“Wakey, wakey, sleeping beauty,” Reed drawled. “You’ve had a long enough nap now.”
I blinked my eyes open.
“H-how long was I out?”
“Two hours,” the thug said. “We started to think perhaps you weren’t coming back. What the hell was that? What did you do to yourself?”
A crash sounded from somewhere else in the building, and an intense wave of satisfaction overcame me.
I smiled at Reed, who was glancing from me to the source of the sound.
“I accepted the truth,” I snarled at him. “And now you’re going to have to deal with it.”
A familiar bellow sounded from close by, and a body sailed through the wall to my left in an explosion of wood that peppered us both.
“SAMANTHA!”
I grinned wide as Reed swallowed uneasily.
Cade was here.
And he was pissed.
Chapter Thirty-Nine
Cade
She was there. I could feel her nearby, somewhere in the back of the store in the warehouse. I strode along the racks of products, heading for the doorway to the rear.

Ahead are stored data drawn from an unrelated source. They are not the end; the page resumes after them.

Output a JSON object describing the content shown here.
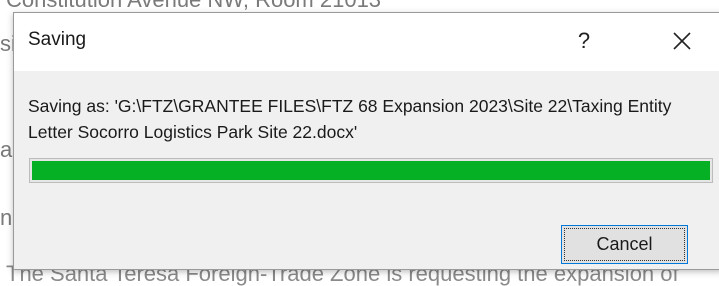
{
  "background": {
    "top_text": "Constitution Avenue NW, Room 21013",
    "left_fragments": [
      "si",
      "a",
      "n"
    ],
    "bottom_text": "The Santa Teresa Foreign-Trade Zone is requesting the expansion of"
  },
  "dialog": {
    "title": "Saving",
    "help_label": "?",
    "close_icon": "close-icon",
    "message": "Saving as: 'G:\\FTZ\\GRANTEE FILES\\FTZ 68 Expansion 2023\\Site 22\\Taxing Entity Letter Socorro Logistics Park Site 22.docx'",
    "progress": 1.0,
    "progress_color": "#06b025",
    "cancel_label": "Cancel",
    "focus_color": "#0078d7"
  }
}
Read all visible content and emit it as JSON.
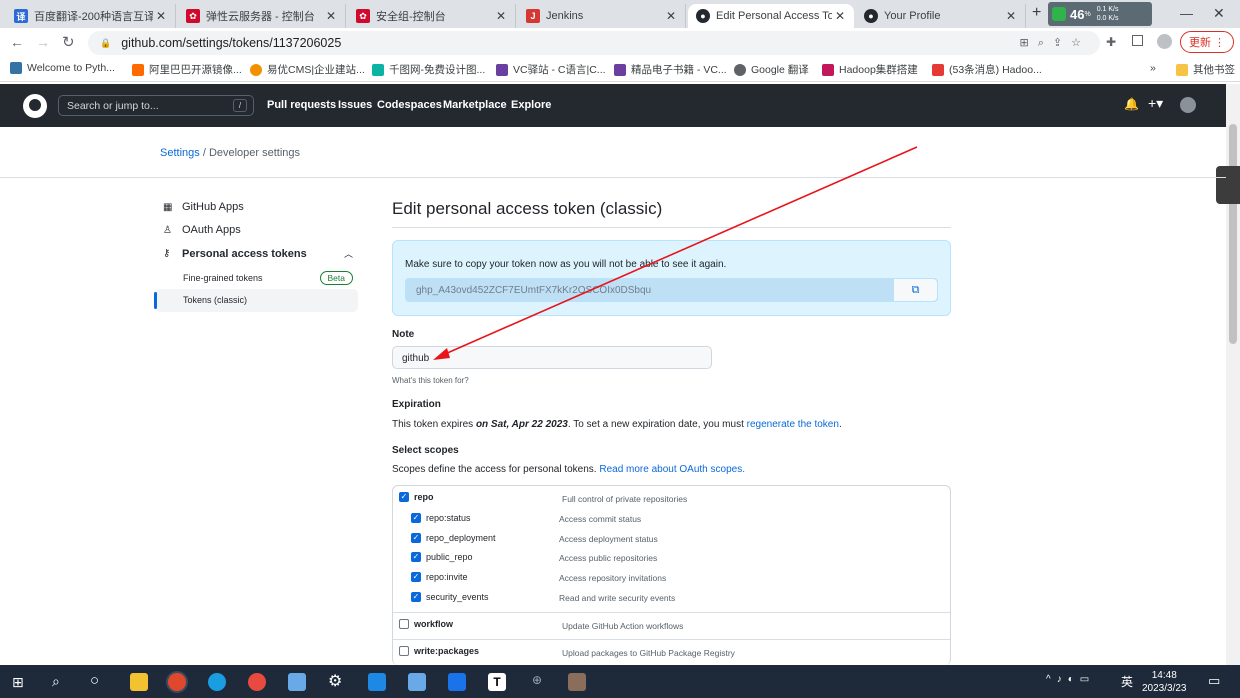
{
  "tabs": [
    {
      "title": "百度翻译-200种语言互译、",
      "icon": "baidu-translate-icon",
      "color": "#2c6bd6"
    },
    {
      "title": "弹性云服务器 - 控制台",
      "icon": "huawei-icon",
      "color": "#cf0a2c"
    },
    {
      "title": "安全组-控制台",
      "icon": "huawei-icon",
      "color": "#cf0a2c"
    },
    {
      "title": "Jenkins",
      "icon": "jenkins-icon",
      "color": "#d33833"
    },
    {
      "title": "Edit Personal Access Tok",
      "icon": "github-icon",
      "color": "#24292f"
    },
    {
      "title": "Your Profile",
      "icon": "github-icon",
      "color": "#24292f"
    }
  ],
  "browser": {
    "url": "github.com/settings/tokens/1137206025",
    "update_label": "更新",
    "net_badge": "46",
    "net_unit": "%",
    "net_up": "0.1 K/s",
    "net_down": "0.0 K/s"
  },
  "bookmarks": [
    "Welcome to Pyth...",
    "阿里巴巴开源镜像...",
    "易优CMS|企业建站...",
    "千图网-免费设计图...",
    "VC驿站 - C语言|C...",
    "精品电子书籍 - VC...",
    "Google 翻译",
    "Hadoop集群搭建",
    "(53条消息) Hadoo..."
  ],
  "bookmarks_other": "其他书签",
  "github": {
    "search_placeholder": "Search or jump to...",
    "search_key": "/",
    "nav": [
      "Pull requests",
      "Issues",
      "Codespaces",
      "Marketplace",
      "Explore"
    ]
  },
  "breadcrumb": {
    "settings": "Settings",
    "sep": "/",
    "current": "Developer settings"
  },
  "sidebar": {
    "github_apps": "GitHub Apps",
    "oauth_apps": "OAuth Apps",
    "pat": "Personal access tokens",
    "fine_grained": "Fine-grained tokens",
    "beta": "Beta",
    "classic": "Tokens (classic)"
  },
  "main": {
    "title": "Edit personal access token (classic)",
    "flash_text": "Make sure to copy your token now as you will not be able to see it again.",
    "token": "ghp_A43ovd452ZCF7EUmtFX7kKr2OSCOIx0DSbqu",
    "note_label": "Note",
    "note_value": "github",
    "note_hint": "What's this token for?",
    "expiration_label": "Expiration",
    "exp_pre": "This token expires ",
    "exp_date": "on Sat, Apr 22 2023",
    "exp_mid": ". To set a new expiration date, you must ",
    "exp_link": "regenerate the token",
    "exp_end": ".",
    "scopes_label": "Select scopes",
    "scopes_pre": "Scopes define the access for personal tokens. ",
    "scopes_link": "Read more about OAuth scopes."
  },
  "scopes": [
    {
      "name": "repo",
      "desc": "Full control of private repositories",
      "checked": true,
      "sub": false
    },
    {
      "name": "repo:status",
      "desc": "Access commit status",
      "checked": true,
      "sub": true
    },
    {
      "name": "repo_deployment",
      "desc": "Access deployment status",
      "checked": true,
      "sub": true
    },
    {
      "name": "public_repo",
      "desc": "Access public repositories",
      "checked": true,
      "sub": true
    },
    {
      "name": "repo:invite",
      "desc": "Access repository invitations",
      "checked": true,
      "sub": true
    },
    {
      "name": "security_events",
      "desc": "Read and write security events",
      "checked": true,
      "sub": true
    },
    {
      "name": "workflow",
      "desc": "Update GitHub Action workflows",
      "checked": false,
      "sub": false
    },
    {
      "name": "write:packages",
      "desc": "Upload packages to GitHub Package Registry",
      "checked": false,
      "sub": false
    }
  ],
  "taskbar": {
    "time": "14:48",
    "date": "2023/3/23",
    "ime": "英"
  }
}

My Samantha was there. And I was going to get her.
A shadow darted out from the end of an aisle. I was already leaning back, and my booted foot caught it directly in the chest, sending it hurtling through the flimsy wall.
“SAMANTHA!” I roared.
I wanted her to know I was there. To hear it, even though she should be able to feel my presence.
“Cade!” a voice answered from right on the other side of the wall. “I’m in here, Cade! But so is—”
Her voice caught off abruptly, and I felt a stab of fear through our link.
Someone was covering her mouth, preventing her from speaking.
Reining in my fury, I approached the hole in the wall cautiously. So far, I’d only accounted for the two of Kalann’s goons who’d been posted outside to watch the street and the one who’d just gone through the wall. Reed or Lincoln, if not both, was likely with Samantha.
Kalann almost always had four thugs with him wherever he went. Which meant three were unaccounted for, not to mention the old bastard himself. Not great odds. But what else was I supposed to do? They had Sam. That was enough for me.
I was halfway to the hole in the wall when something hit me from the right side, leaping out from behind a counter.
Grunting, I twisted and slammed my fists down on their back before we’d even crashed through a display, bags of jerky going everywhere. I wrestled with the unknown shifter. They had the upper hand and slowly got around my back, trying to snake an arm under my throat.
Samantha shrieked something unintelligible, and panic burst into my mind.
Fury at her treatment gave me new life. Reaching forward, I grabbed one of the hooks that had been holding the beef jerky and stabbed it backward.
A howl of pain followed, and the arm around my neck immediately let go. I whirled to see the hook sticking out of the goon’s eye.
Snarling with satisfaction, I snapped his head back with a kick, and he fell to the ground. Unconscious or dead, I didn’t care. They’d touched Samantha. Hurt her.